Have you ever had someone enter your life and make such a difference that you just want to hug them and never let go? But you know you can’t, because you might just end up with a restraining order? Lol!! I’ve never really had that kind of passionate gratitude before Izzy. But when she was in 2nd and 3rd grades I had it for her teacher. Mrs. Sellers was exactly what Izzy and I needed in that period of life. She was loving and supportive and she saw Izzys needs and went above and beyond to meet those needs. I still feel such a debt of gratitude to her, when I see her I just want to hug her.

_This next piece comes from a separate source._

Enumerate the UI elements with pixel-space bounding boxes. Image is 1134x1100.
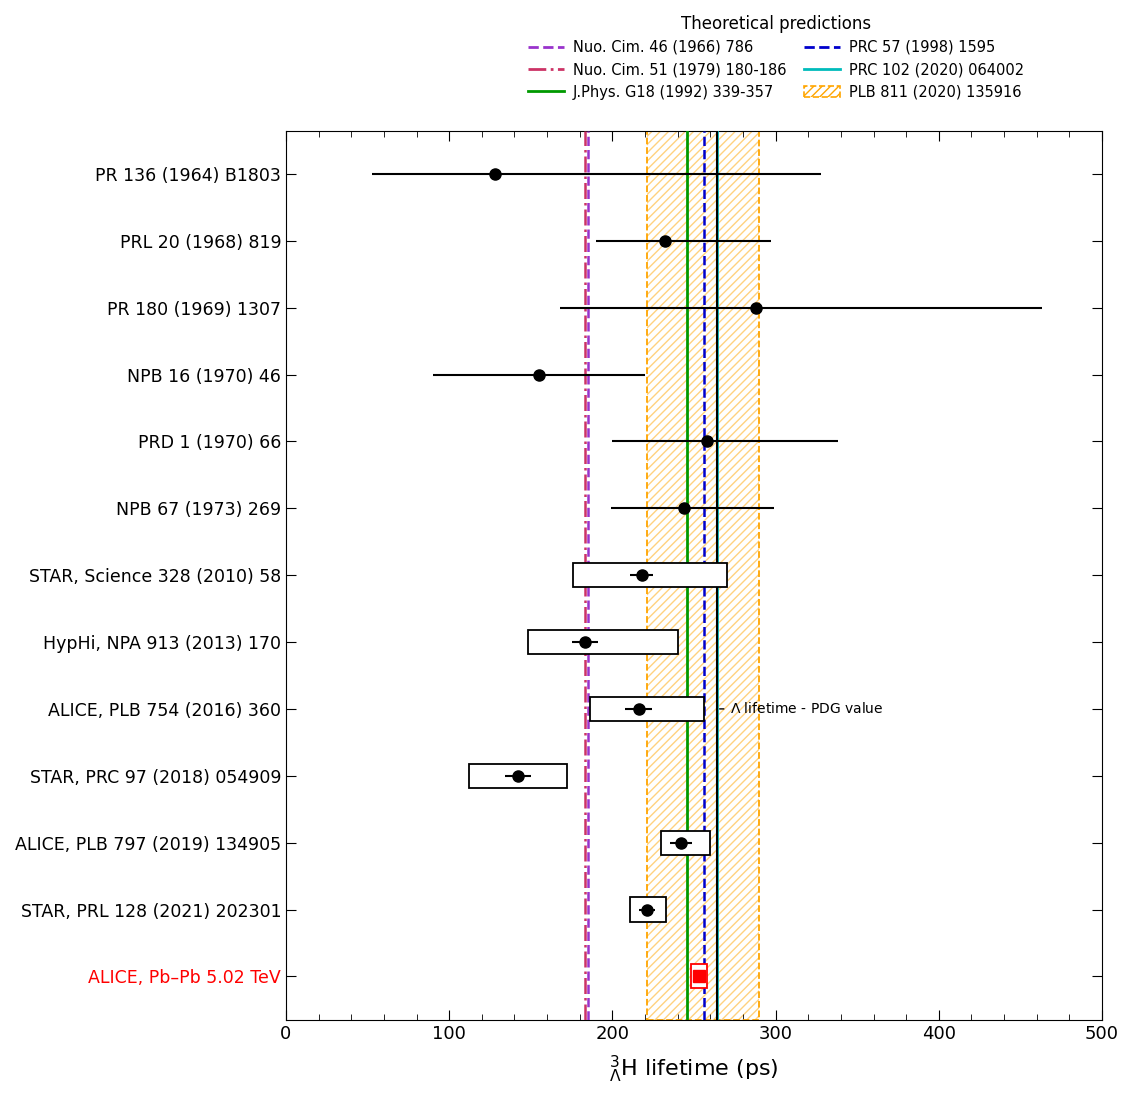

I had a brief encounter with passionate gratitude once at the drug store when the pharmacist filled Izzys first ADHD prescription post our family changing to Todd’s insurance. It cost only $10 instead of the $175 we’d become accustomed to. I literally hugged the poor man! I don’t go to that pharmacy anymore 😉

Currently I feel it for Counselor Brad with the amazing beard. God led us to him, I know it. I’ve never seen Izzy accept someone into her inner circle as quickly as she let him in. And he interacts and supports Izzy like no professional to date. He allows her to be herself, he listens to her stories, let’s her be silly, let’s her be cranky and he works within that sphere. He sees her at her rawest, he meets her there and works within her limits to help her. Some days I want to reach out to him to let him know how much he is appreciated, but I don’t want him to write “crazy mom” on her file! So I just sit here quietly as they work and revel in the beauty of what God placed in our lives through Counselor Brad with the amazing beard.